# Week 2 Day 4 Assignment: Marketing & Sales Dataset

**Dataset:** `Advertising.csv`

Tasks:
- Compute correlation between ad spend and sales
- Compare correlation vs causal reasoning
- Discuss possible confounders

In [None]:
import pandas as pd
import matplotlib.pyplot as plt
import seaborn as sns

sns.set_theme(style="whitegrid")

# Load dataset
path = "Advertising.csv"
df = pd.read_csv(path)

df.head()

In [None]:
# Basic overview
print(df.shape)
print(df.columns)

df.describe()

In [None]:
# Correlation between ad spend and sales
corr = df.corr(numeric_only=True)

corr["sales"].sort_values(ascending=False)

In [None]:
# Correlation heatmap
plt.figure(figsize=(6, 4))
sns.heatmap(corr, annot=True, cmap="Blues", fmt=".2f")
plt.title("Correlation Matrix")
plt.tight_layout()
plt.show()

# Scatterplots: ad spend vs sales
fig, axes = plt.subplots(1, 3, figsize=(12, 4), sharey=True)

sns.scatterplot(ax=axes[0], data=df, x="TV", y="sales")
axes[0].set_title("TV vs Sales")

sns.scatterplot(ax=axes[1], data=df, x="radio", y="sales")
axes[1].set_title("Radio vs Sales")

sns.scatterplot(ax=axes[2], data=df, x="newspaper", y="sales")
axes[2].set_title("Newspaper vs Sales")

plt.tight_layout()
plt.show()

## Correlation vs Causal Reasoning

Correlation shows the strength and direction of association between ad spend and sales in this dataset. A high positive correlation (for example, TV or radio spend with sales) indicates they move together, but it does **not** prove that ad spend caused sales to rise.
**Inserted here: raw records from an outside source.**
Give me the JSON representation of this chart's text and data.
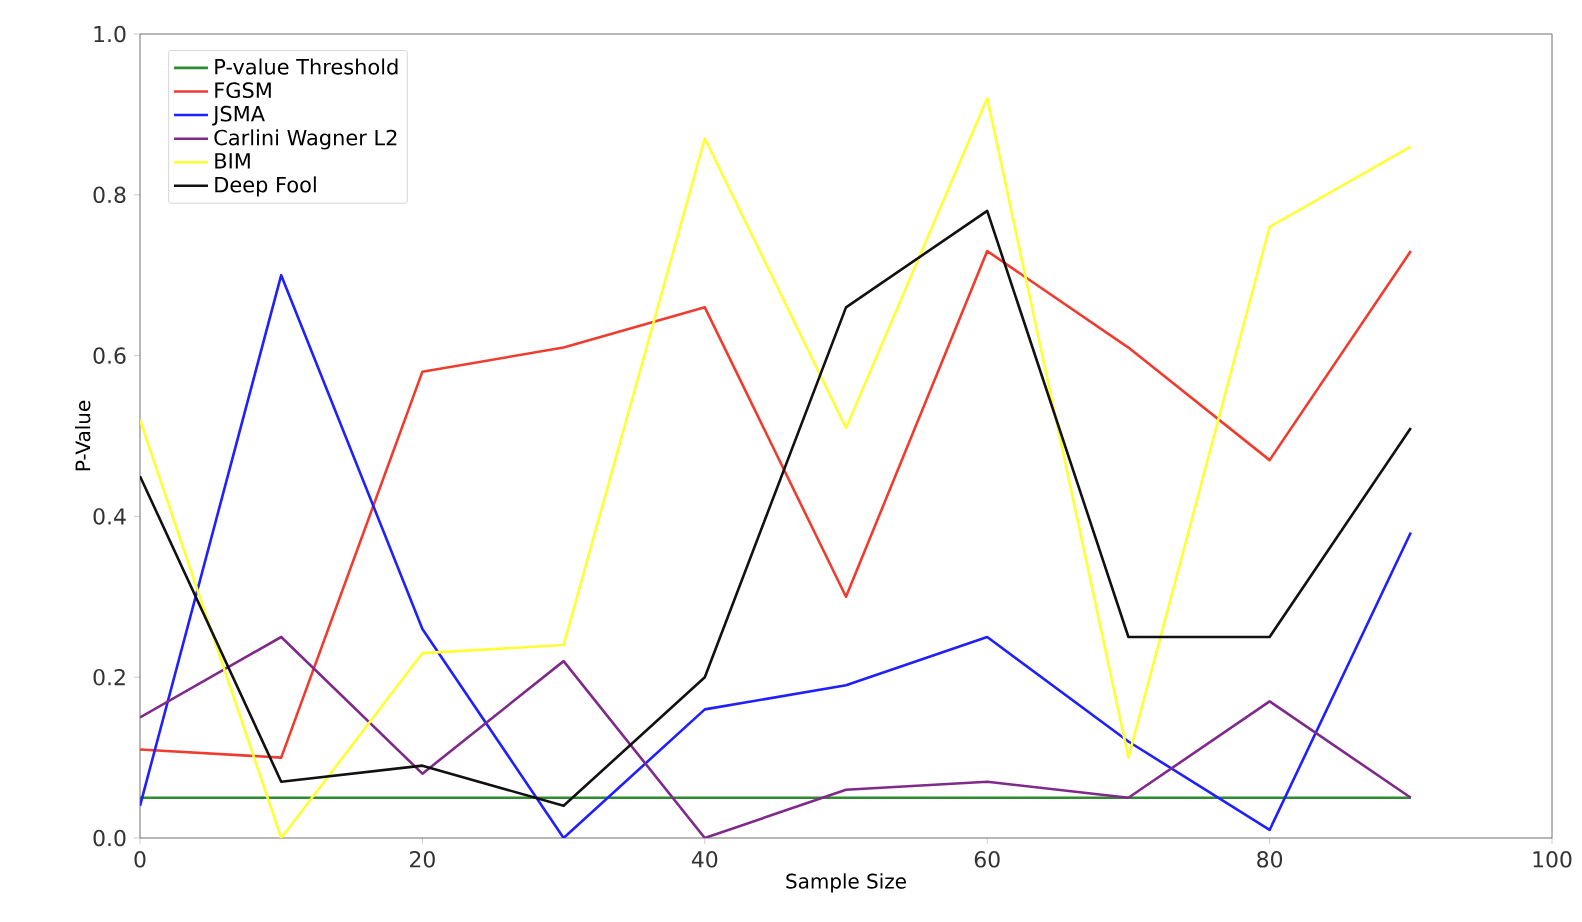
{
  "chart_data": {
    "type": "line",
    "xlabel": "Sample Size",
    "ylabel": "P-Value",
    "x": [
      0,
      10,
      20,
      30,
      40,
      50,
      60,
      70,
      80,
      90
    ],
    "series": [
      {
        "name": "P-value Threshold",
        "color": "#2e8b2e",
        "x": [
          0,
          90
        ],
        "values": [
          0.05,
          0.05
        ]
      },
      {
        "name": "FGSM",
        "color": "#f03c2e",
        "values": [
          0.11,
          0.1,
          0.58,
          0.61,
          0.66,
          0.3,
          0.73,
          0.61,
          0.47,
          0.73
        ]
      },
      {
        "name": "JSMA",
        "color": "#1f1fff",
        "values": [
          0.04,
          0.7,
          0.26,
          0.0,
          0.16,
          0.19,
          0.25,
          0.12,
          0.01,
          0.38
        ]
      },
      {
        "name": "Carlini Wagner L2",
        "color": "#7f2a8a",
        "values": [
          0.15,
          0.25,
          0.08,
          0.22,
          0.0,
          0.06,
          0.07,
          0.05,
          0.17,
          0.05
        ]
      },
      {
        "name": "BIM",
        "color": "#ffff33",
        "values": [
          0.52,
          0.0,
          0.23,
          0.24,
          0.87,
          0.51,
          0.92,
          0.1,
          0.76,
          0.86
        ]
      },
      {
        "name": "Deep Fool",
        "color": "#111111",
        "values": [
          0.45,
          0.07,
          0.09,
          0.04,
          0.2,
          0.66,
          0.78,
          0.25,
          0.25,
          0.51
        ]
      }
    ],
    "xlim": [
      0,
      100
    ],
    "ylim": [
      0,
      1.0
    ],
    "xticks": [
      0,
      20,
      40,
      60,
      80,
      100
    ],
    "yticks": [
      {
        "value": 0,
        "label": "0.0"
      },
      {
        "value": 0.2,
        "label": "0.2"
      },
      {
        "value": 0.4,
        "label": "0.4"
      },
      {
        "value": 0.6,
        "label": "0.6"
      },
      {
        "value": 0.8,
        "label": "0.8"
      },
      {
        "value": 1.0,
        "label": "1.0"
      }
    ],
    "legend": "top left",
    "grid": false,
    "line_style": "solid",
    "marker": "none"
  }
}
Causal reasoning requires ruling out alternative explanations, controlling for confounders, and ideally using experiments (A/B tests) or quasi-experimental designs.

In this dataset, we can say that some ad channels are strongly associated with higher sales, but we cannot conclude causality without additional evidence.

## Possible Confounders

Potential confounders that could influence both ad spend and sales include:
- **Seasonality:** holidays or peak periods increase both ad budgets and sales.
- **Pricing/Promotions:** discounts or promotions can drive sales independent of ads.
- **Product availability or distribution changes:** more store coverage boosts sales and may trigger more ad spend.
- **Competitor actions:** competitor campaigns can affect both budget decisions and sales outcomes.
- **Brand strength or market trend:** stronger brands invest more and sell more even without extra ads.

To establish causality, you would need controlled experiments or models that explicitly adjust for these factors.